Writing historical love scenes can be even more difficult. Yes, I know, I know, sex has been around as long as people. The 1960s didn’t invent sex any more than the 1660s did. But even the most jaded 18th century rake wouldn’t have been exposed to the level of general sexual information that’s commonplace to us today. (Surely the members of the Hellfire Club would be stunned by the wonders of the internet, and likewise stunned that it’s available to inquisitive wives and daughters, too.) But how do you write a love scene that’s both faithful to your historic time period, yet sufficiently satisfying to sophisticated modern readers?
For once research, that cure-all for every historical quandary, comes up short. In the past, "sex" meant gender, as in the Fair Sex. "Making love" was more courtship than consummation, and "sleeping together" was, well, sleeping. Only English men mention sex in their private journals and diaries, and then it’s usually sex as sport or conquest, with emphasis on how often and how impressive the performance was. Giacomo Casanova was more forthcoming (a LOT more forthcoming) with details, but then he was Italian, and hardly representative of the stalwart English lords who currently predominate historical romances.
English ladies remain mute on the subject in their own writings, or use so many allusions to Venus or Cupid that it’s impossible to tell exactly what happened. (Be honest: before the professor explained it, did you realize that the “little death” you kept reading about in that Elizabethan Poetry class meant an orgasm?) Even Fanny Hill was really a man, and besides, I can’t see any of us referring to a man’s “sweet dart of love” or worse, the “engine of maiden’s destruction” without earning a big, fat, red-penciled query in the margin of the manuscript.
In some ways, it’s been a relief for me to write novels like Duchess and Royal Harlot. No one expects Lady Castlemaine to use euphemisms, and she doesn’t. (whoo-boy, but she doesn’t.) But I still have to wrestle with the love-scene-beast in my Miranda Jarrett historicals, and it never gets any easier. Every couple is different, and finding that magical, elusive mix of love and passion, tenderness and hotness, humor and devotion and discovery is as rare in writing as it is in life.

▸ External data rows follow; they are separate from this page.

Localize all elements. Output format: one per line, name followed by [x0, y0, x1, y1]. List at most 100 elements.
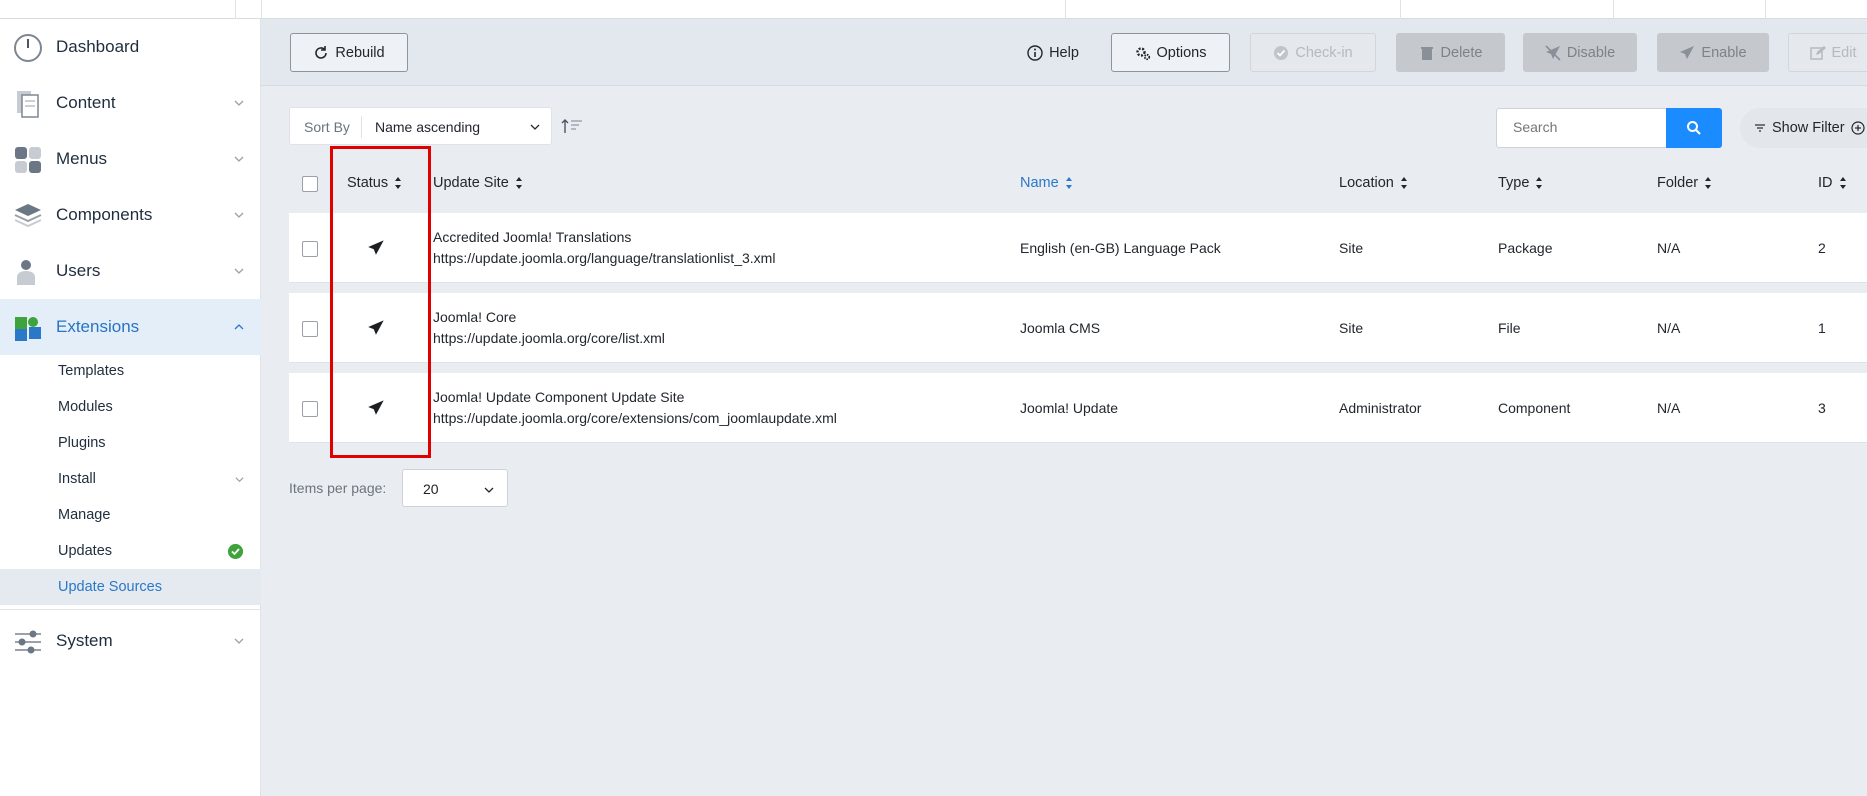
sidebar-item-system[interactable]: System	[0, 613, 261, 669]
update-site-url: https://update.joomla.org/language/trans…	[433, 250, 776, 266]
paper-plane-icon[interactable]	[368, 320, 384, 336]
sort-select[interactable]: Sort By Name ascending	[289, 107, 552, 145]
edit-button[interactable]: Edit	[1788, 33, 1867, 72]
top-bar	[0, 0, 1867, 19]
sidebar-subitem-update-sources[interactable]: Update Sources	[0, 569, 261, 605]
trash-icon	[1420, 46, 1433, 60]
sidebar-item-dashboard[interactable]: Dashboard	[0, 19, 261, 75]
delete-button[interactable]: Delete	[1396, 33, 1505, 72]
show-filter-button[interactable]: Show Filter	[1740, 108, 1867, 148]
row-checkbox[interactable]	[302, 321, 318, 337]
sidebar-subitem-install[interactable]: Install	[0, 461, 261, 497]
sidebar-subitem-plugins[interactable]: Plugins	[0, 425, 261, 461]
enable-label: Enable	[1701, 44, 1747, 61]
sort-icon	[1839, 177, 1846, 189]
update-site-cell: Joomla! Core https://update.joomla.org/c…	[433, 307, 665, 349]
search-button[interactable]	[1666, 108, 1722, 148]
help-label: Help	[1049, 44, 1079, 61]
column-header-id[interactable]: ID	[1818, 175, 1847, 191]
show-filter-label: Show Filter	[1772, 120, 1845, 136]
row-checkbox[interactable]	[302, 401, 318, 417]
search-input[interactable]	[1513, 109, 1663, 145]
update-site-cell: Accredited Joomla! Translations https://…	[433, 227, 775, 269]
sort-by-label: Sort By	[304, 119, 350, 135]
chevron-down-icon	[234, 268, 244, 274]
menus-icon	[15, 147, 41, 173]
sidebar-item-users[interactable]: Users	[0, 243, 261, 299]
sidebar-divider	[0, 609, 261, 610]
chevron-down-icon	[234, 100, 244, 106]
update-site-name: Joomla! Core	[433, 309, 517, 325]
sidebar-subitem-label: Install	[58, 471, 96, 487]
sidebar-item-components[interactable]: Components	[0, 187, 261, 243]
paper-plane-icon[interactable]	[368, 240, 384, 256]
checkin-button[interactable]: Check-in	[1250, 33, 1376, 72]
rebuild-button[interactable]: Rebuild	[290, 33, 408, 72]
column-header-location[interactable]: Location	[1339, 175, 1408, 191]
name-cell: Joomla CMS	[1020, 320, 1101, 336]
topbar-divider	[1400, 0, 1401, 19]
options-button[interactable]: Options	[1111, 33, 1230, 72]
column-header-status[interactable]: Status	[347, 175, 402, 191]
sidebar-subitem-modules[interactable]: Modules	[0, 389, 261, 425]
row-checkbox[interactable]	[302, 241, 318, 257]
sort-icon	[1400, 177, 1407, 189]
paper-plane-slash-icon	[1545, 44, 1561, 61]
column-header-label: Status	[347, 175, 389, 191]
sidebar-item-label: Menus	[56, 149, 108, 168]
sort-icon	[515, 177, 522, 189]
select-all-checkbox[interactable]	[302, 176, 318, 192]
refresh-icon	[315, 45, 328, 59]
sidebar-subitem-updates[interactable]: Updates	[0, 533, 261, 569]
chevron-down-icon	[530, 124, 540, 130]
topbar-divider	[261, 0, 262, 19]
check-circle-icon	[1274, 45, 1289, 60]
sidebar-item-menus[interactable]: Menus	[0, 131, 261, 187]
sort-value: Name ascending	[375, 119, 481, 135]
search-field	[1496, 108, 1667, 148]
location-cell: Site	[1339, 320, 1364, 336]
sidebar-subitem-templates[interactable]: Templates	[0, 353, 261, 389]
topbar-divider	[235, 0, 236, 19]
system-icon	[15, 630, 41, 654]
column-header-label: Name	[1020, 175, 1059, 191]
column-header-name[interactable]: Name	[1020, 175, 1073, 191]
sidebar-item-label: Extensions	[56, 317, 140, 336]
rebuild-label: Rebuild	[335, 44, 385, 61]
chevron-down-icon	[234, 638, 244, 644]
items-per-page-label: Items per page:	[289, 480, 387, 496]
sort-direction-icon[interactable]	[560, 117, 584, 135]
column-header-folder[interactable]: Folder	[1657, 175, 1712, 191]
location-cell: Administrator	[1339, 400, 1422, 416]
plus-circle-icon	[1850, 121, 1865, 135]
location-cell: Site	[1339, 240, 1364, 256]
toolbar: Rebuild Help Options Check-in Delete Dis…	[261, 19, 1867, 86]
type-cell: File	[1498, 320, 1521, 336]
content-icon	[17, 91, 39, 118]
help-button[interactable]: Help	[1023, 33, 1083, 72]
type-cell: Package	[1498, 240, 1553, 256]
table-row: Accredited Joomla! Translations https://…	[289, 213, 1867, 283]
update-site-name: Accredited Joomla! Translations	[433, 229, 632, 245]
update-site-url: https://update.joomla.org/core/extension…	[433, 410, 837, 426]
items-per-page-select[interactable]: 20	[402, 469, 508, 507]
gears-icon	[1135, 46, 1150, 60]
update-site-url: https://update.joomla.org/core/list.xml	[433, 330, 665, 346]
sidebar-item-extensions[interactable]: Extensions	[0, 299, 261, 355]
sidebar-subitem-manage[interactable]: Manage	[0, 497, 261, 533]
paper-plane-icon[interactable]	[368, 400, 384, 416]
sidebar-subitem-label: Plugins	[58, 435, 106, 451]
sort-icon	[1065, 177, 1072, 189]
column-header-update-site[interactable]: Update Site	[433, 175, 523, 191]
disable-button[interactable]: Disable	[1523, 33, 1637, 72]
sidebar-item-content[interactable]: Content	[0, 75, 261, 131]
paper-plane-icon	[1680, 45, 1695, 59]
options-label: Options	[1156, 44, 1207, 61]
column-header-type[interactable]: Type	[1498, 175, 1543, 191]
id-cell: 1	[1818, 320, 1826, 336]
search-icon	[1687, 121, 1701, 135]
chevron-up-icon	[234, 324, 244, 330]
items-per-page-value: 20	[423, 481, 439, 497]
enable-button[interactable]: Enable	[1657, 33, 1769, 72]
sidebar-item-label: Components	[56, 205, 153, 224]
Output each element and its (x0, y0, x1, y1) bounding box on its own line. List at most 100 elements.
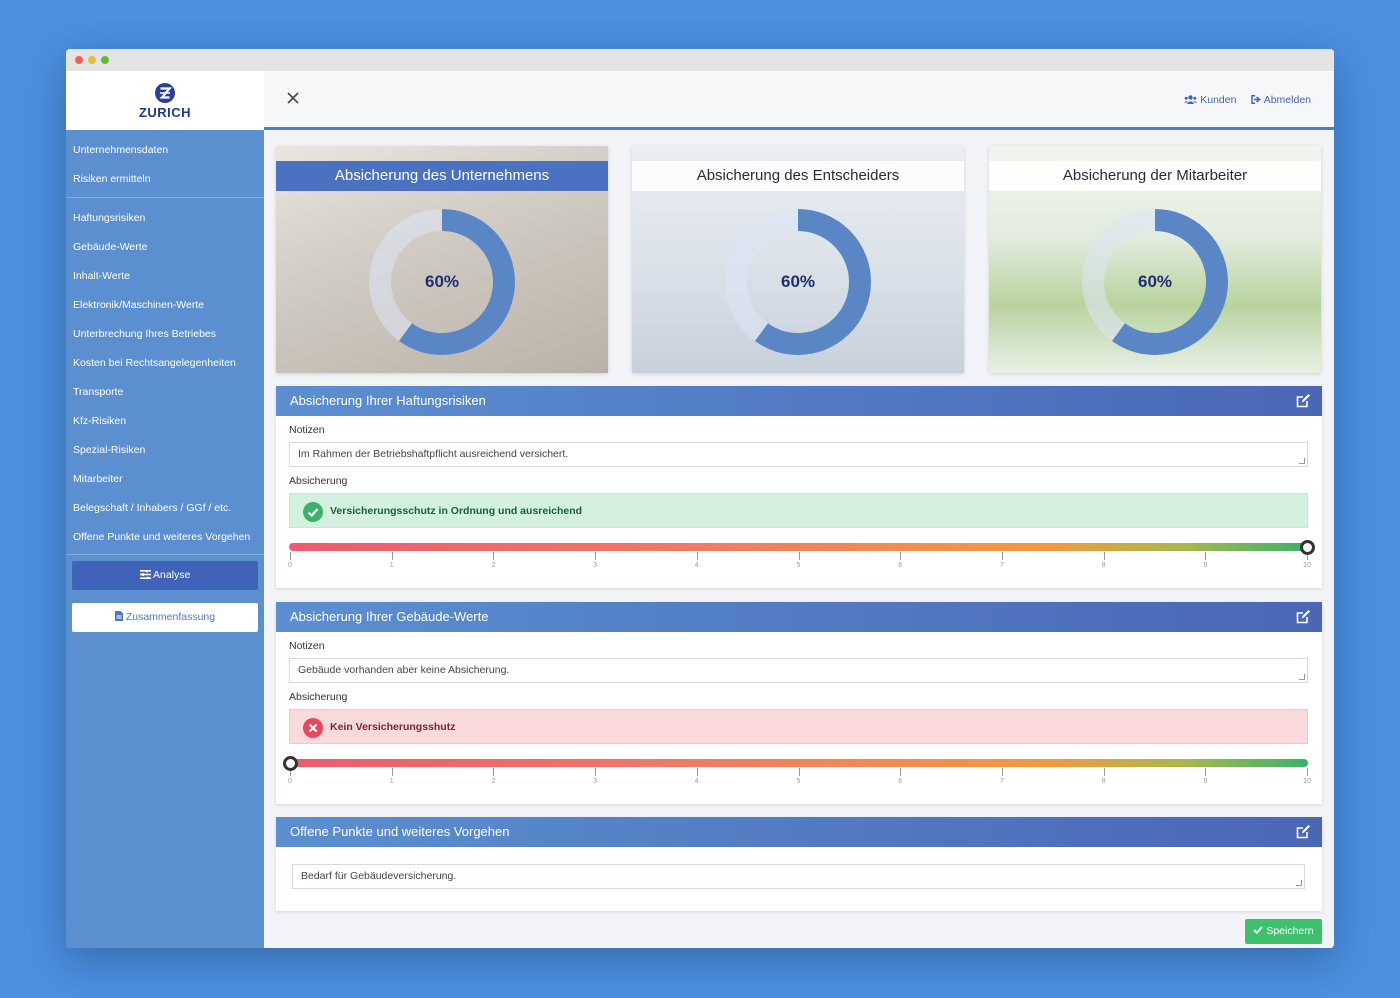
coverage-slider[interactable]: 0 1 2 3 4 5 6 7 8 9 10 (288, 539, 1315, 579)
section-body: Notizen Im Rahmen der Betriebshaftpflich… (276, 416, 1322, 579)
logo[interactable]: ZURICH (66, 71, 264, 130)
nav-group-risks: Haftungsrisiken Gebäude-Werte Inhalt-Wer… (66, 198, 264, 555)
sidebar-item-belegschaft[interactable]: Belegschaft / Inhabers / GGf / etc. (66, 494, 264, 523)
slider-tick (900, 552, 902, 560)
sidebar-item-haftungsrisiken[interactable]: Haftungsrisiken (66, 204, 264, 233)
slider-tick-label: 10 (1303, 562, 1311, 569)
slider-tick (391, 768, 393, 776)
slider-tick (1001, 552, 1003, 560)
slider-track[interactable] (289, 543, 1308, 551)
notes-label: Notizen (289, 640, 325, 652)
pdf-file-icon (114, 611, 123, 621)
sidebar-item-offene-punkte[interactable]: Offene Punkte und weiteres Vorgehen (66, 523, 264, 552)
slider-tick-label: 4 (694, 778, 699, 785)
sidebar-item-risiken-ermitteln[interactable]: Risiken ermitteln (66, 165, 264, 194)
slider-tick (595, 768, 597, 776)
card-title: Absicherung der Mitarbeiter (989, 161, 1321, 191)
section-haftungsrisiken: Absicherung Ihrer Haftungsrisiken Notize… (276, 386, 1322, 588)
section-gebaeude-werte: Absicherung Ihrer Gebäude-Werte Notizen … (276, 602, 1322, 804)
slider-tick-label: 10 (1303, 778, 1311, 785)
coverage-label: Absicherung (289, 475, 348, 487)
card-entscheider[interactable]: Absicherung des Entscheiders 60% (632, 146, 964, 373)
save-label: Speichern (1266, 925, 1314, 937)
sidebar-item-rechtskosten[interactable]: Kosten bei Rechtsangelegenheiten (66, 349, 264, 378)
sidebar-item-inhalt-werte[interactable]: Inhalt-Werte (66, 262, 264, 291)
coverage-label: Absicherung (289, 691, 348, 703)
card-title: Absicherung des Unternehmens (276, 161, 608, 191)
slider-tick (391, 552, 393, 560)
abmelden-link[interactable]: Abmelden (1251, 94, 1311, 106)
kunden-label: Kunden (1200, 94, 1237, 106)
zusammenfassung-label: Zusammenfassung (125, 611, 216, 623)
notes-text: Bedarf für Gebäudeversicherung. (301, 870, 457, 882)
window-minimize-dot[interactable] (88, 56, 96, 64)
sliders-icon (139, 569, 151, 580)
slider-tick (493, 552, 495, 560)
notes-textarea[interactable]: Bedarf für Gebäudeversicherung. (292, 864, 1305, 889)
slider-track[interactable] (289, 759, 1308, 767)
top-links: Kunden Abmelden (1172, 94, 1311, 106)
donut-percent: 60% (1137, 272, 1173, 291)
slider-tick (1103, 552, 1105, 560)
close-icon[interactable] (286, 91, 300, 105)
app-window: ZURICH Unternehmensdaten Risiken ermitte… (66, 49, 1334, 948)
sidebar-item-elektronik-maschinen[interactable]: Elektronik/Maschinen-Werte (66, 291, 264, 320)
sidebar-item-kfz-risiken[interactable]: Kfz-Risiken (66, 407, 264, 436)
edit-icon[interactable] (1296, 393, 1311, 408)
slider-tick (493, 768, 495, 776)
slider-tick-label: 5 (796, 778, 801, 785)
slider-tick-label: 6 (898, 778, 903, 785)
zusammenfassung-button[interactable]: Zusammenfassung (72, 603, 258, 632)
slider-tick (1205, 552, 1207, 560)
card-unternehmen[interactable]: Absicherung des Unternehmens 60% (276, 146, 608, 373)
sidebar-item-unternehmensdaten[interactable]: Unternehmensdaten (66, 136, 264, 165)
analyse-label: Analyse (152, 569, 191, 581)
slider-tick (798, 552, 800, 560)
notes-text: Im Rahmen der Betriebshaftpflicht ausrei… (298, 448, 569, 460)
section-title: Offene Punkte und weiteres Vorgehen (290, 824, 510, 839)
edit-icon[interactable] (1296, 609, 1311, 624)
kunden-link[interactable]: Kunden (1184, 94, 1239, 106)
section-offene-punkte: Offene Punkte und weiteres Vorgehen Beda… (276, 817, 1322, 911)
slider-tick-label: 0 (288, 778, 292, 785)
resize-grip-icon[interactable] (1299, 674, 1305, 680)
slider-tick-label: 5 (796, 562, 801, 569)
sidebar-item-transporte[interactable]: Transporte (66, 378, 264, 407)
card-title: Absicherung des Entscheiders (632, 161, 964, 191)
edit-icon[interactable] (1296, 824, 1311, 839)
save-button[interactable]: Speichern (1245, 919, 1322, 944)
slider-tick-label: 8 (1101, 778, 1106, 785)
main-content: Absicherung des Unternehmens 60% Absiche… (264, 133, 1334, 948)
x-circle-icon (303, 718, 323, 738)
slider-tick-label: 4 (694, 562, 699, 569)
analyse-button[interactable]: Analyse (72, 561, 258, 590)
check-icon (1253, 926, 1264, 935)
notes-textarea[interactable]: Im Rahmen der Betriebshaftpflicht ausrei… (289, 442, 1308, 467)
slider-tick-label: 9 (1203, 778, 1208, 785)
coverage-slider[interactable]: 0 1 2 3 4 5 6 7 8 9 10 (283, 755, 1311, 795)
section-header: Offene Punkte und weiteres Vorgehen (276, 817, 1322, 847)
resize-grip-icon[interactable] (1299, 458, 1305, 464)
window-maximize-dot[interactable] (101, 56, 109, 64)
notes-text: Gebäude vorhanden aber keine Absicherung… (298, 664, 510, 676)
slider-tick-label: 1 (389, 778, 394, 785)
slider-handle[interactable] (1300, 540, 1315, 555)
window-close-dot[interactable] (75, 56, 83, 64)
section-title: Absicherung Ihrer Gebäude-Werte (290, 609, 489, 624)
sidebar-item-gebaeude-werte[interactable]: Gebäude-Werte (66, 233, 264, 262)
section-body: Bedarf für Gebäudeversicherung. (276, 847, 1322, 889)
resize-grip-icon[interactable] (1296, 880, 1302, 886)
slider-handle[interactable] (283, 756, 298, 771)
abmelden-label: Abmelden (1263, 94, 1311, 106)
notes-textarea[interactable]: Gebäude vorhanden aber keine Absicherung… (289, 658, 1308, 683)
users-icon (1184, 95, 1198, 104)
nav-group-general: Unternehmensdaten Risiken ermitteln (66, 130, 264, 198)
slider-tick (696, 552, 698, 560)
slider-tick-label: 0 (288, 562, 292, 569)
zurich-logo-icon (154, 82, 176, 104)
sidebar-item-mitarbeiter[interactable]: Mitarbeiter (66, 465, 264, 494)
sidebar-item-spezial-risiken[interactable]: Spezial-Risiken (66, 436, 264, 465)
sign-out-icon (1251, 95, 1262, 104)
card-mitarbeiter[interactable]: Absicherung der Mitarbeiter 60% (989, 146, 1321, 373)
sidebar-item-betriebsunterbrechung[interactable]: Unterbrechung Ihres Betriebes (66, 320, 264, 349)
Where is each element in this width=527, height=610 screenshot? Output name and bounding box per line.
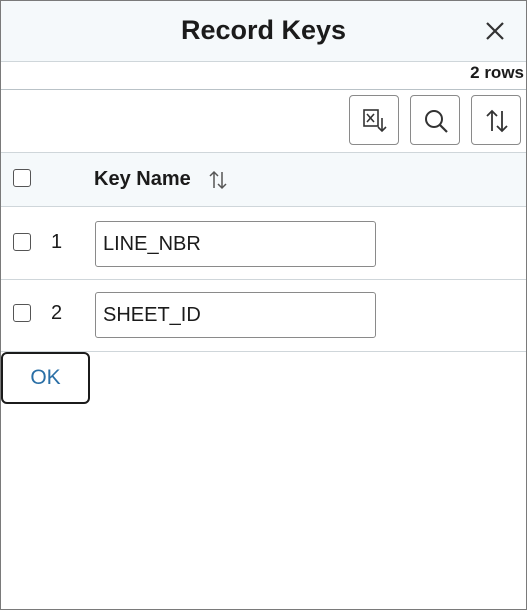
row-select-checkbox[interactable] [13, 233, 31, 251]
record-keys-dialog: Record Keys 2 rows Key Name 1 LINE_NBR 2… [0, 0, 527, 610]
ok-button[interactable]: OK [1, 352, 90, 404]
dialog-titlebar: Record Keys [1, 1, 526, 62]
row-number: 2 [51, 302, 63, 324]
close-button[interactable] [482, 18, 508, 44]
excel-download-icon [363, 109, 387, 133]
table-row: 1 [1, 207, 526, 280]
sort-arrows-icon[interactable] [208, 170, 228, 190]
grid-header-row: Key Name [1, 152, 526, 207]
close-icon [486, 22, 504, 40]
select-all-checkbox[interactable] [13, 169, 31, 187]
row-number: 1 [51, 231, 63, 253]
dialog-title: Record Keys [180, 15, 347, 45]
search-icon [425, 110, 448, 133]
row-select-checkbox[interactable] [13, 304, 31, 322]
table-row: 2 [1, 280, 526, 352]
column-header-key-name[interactable]: Key Name [94, 168, 191, 191]
find-button[interactable] [410, 95, 460, 145]
key-name-input[interactable] [95, 292, 376, 338]
key-name-input[interactable] [95, 221, 376, 267]
sort-button[interactable] [471, 95, 521, 145]
grid-toolbar [1, 89, 526, 152]
sort-icon [486, 109, 508, 133]
download-to-excel-button[interactable] [349, 95, 399, 145]
row-count-label: 2 rows [470, 63, 524, 82]
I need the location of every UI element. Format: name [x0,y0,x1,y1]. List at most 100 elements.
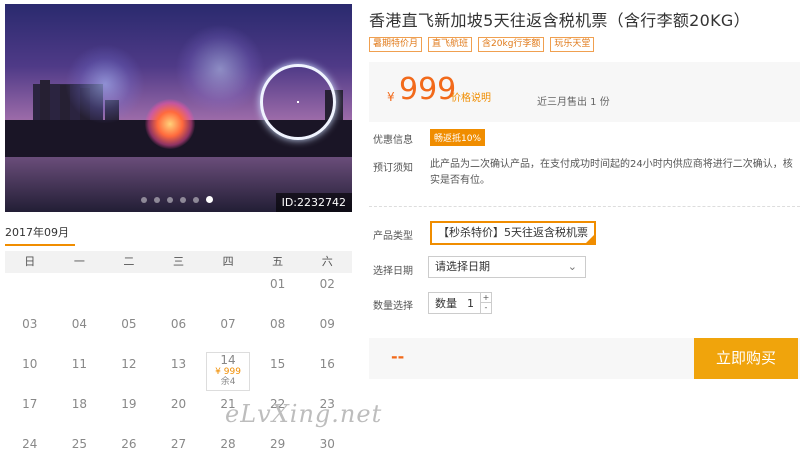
calendar-day[interactable]: 04 [55,313,105,353]
calendar-day-number: 10 [22,357,38,371]
calendar-empty-cell [5,273,55,313]
calendar-day-number: 16 [319,357,335,371]
calendar-day-stock: 余4 [220,377,236,387]
month-tab[interactable]: 2017年09月 [5,224,75,246]
calendar-day[interactable]: 17 [5,393,55,433]
carousel-dot-active[interactable] [206,196,213,203]
calendar-day[interactable]: 12 [104,353,154,393]
photo-id-label: ID:2232742 [275,193,352,212]
calendar-day-number: 25 [71,437,87,451]
calendar-empty-cell [154,273,204,313]
carousel-dot[interactable] [154,197,160,203]
ferris-wheel-shape [260,64,336,140]
weekday-label: 四 [222,255,234,268]
calendar-day[interactable]: 06 [154,313,204,353]
calendar-day[interactable]: 25 [55,433,105,473]
carousel-dots[interactable] [141,196,213,203]
carousel-dot[interactable] [180,197,186,203]
calendar-day[interactable]: 15 [253,353,303,393]
price-note-link[interactable]: 价格说明 [451,89,491,104]
calendar-day-number: 26 [121,437,137,451]
calendar-day[interactable]: 16 [302,353,352,393]
product-tag: 含20kg行李额 [478,37,545,52]
qty-value[interactable]: 1 [461,297,480,310]
date-select-value: 请选择日期 [435,260,490,273]
calendar-day[interactable]: 26 [104,433,154,473]
calendar-day-number: 03 [22,317,38,331]
calendar-day[interactable]: 02 [302,273,352,313]
calendar-day[interactable]: 14 ¥ 999 余4 [203,352,253,393]
calendar-day-number: 05 [121,317,137,331]
calendar-day[interactable]: 01 [253,273,303,313]
product-photo[interactable]: ID:2232742 [5,4,352,212]
carousel-dot[interactable] [141,197,147,203]
product-type-option[interactable]: 【秒杀特价】5天往返含税机票 [430,221,596,245]
calendar-day[interactable]: 19 [104,393,154,433]
calendar-day[interactable]: 28 [203,433,253,473]
tag-list: 暑期特价月 直飞航班 含20kg行李额 玩乐天堂 [369,37,595,52]
qty-label: 数量选择 [373,301,413,312]
calendar-day[interactable]: 07 [203,313,253,353]
calendar-day[interactable]: 05 [104,313,154,353]
divider [369,206,800,207]
calendar-empty-cell [203,273,253,313]
weekday-label: 一 [73,255,85,268]
qty-field-label: 数量 [435,297,457,310]
date-select[interactable]: 请选择日期 ⌄ [428,256,586,278]
calendar-day[interactable]: 13 [154,353,204,393]
qty-minus-button[interactable]: - [481,302,491,312]
calendar-day[interactable]: 20 [154,393,204,433]
calendar-day-number: 07 [220,317,236,331]
calendar-day[interactable]: 11 [55,353,105,393]
quantity-stepper[interactable]: 数量 1 + - [428,292,492,314]
firework-shape [145,99,195,149]
weekday-label: 六 [321,255,333,268]
total-price: -- [391,347,405,366]
sold-count: 近三月售出 1 份 [537,97,610,108]
calendar-day[interactable]: 18 [55,393,105,433]
calendar-day-number: 28 [220,437,236,451]
buy-bar: -- 立即购买 [369,338,800,379]
weekday-label: 三 [172,255,184,268]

So what about you? If you’re a writer, do you find love scenes a trial or a joy? If you’re a reader, how much information is too much? Do you look forward to love scenes as the best part of a love story, or would you rather writers could once again close the bedroom door?
The two pictures illustrating this blog are details from a pair of paintings by William Hogarth (1697-1764) from the Fitzwilliam Museum, University of Cambridge. Aptly named “Before” and “After”, the paintings show that sometimes one (or two) pictures really are worth the proverbial thousand words.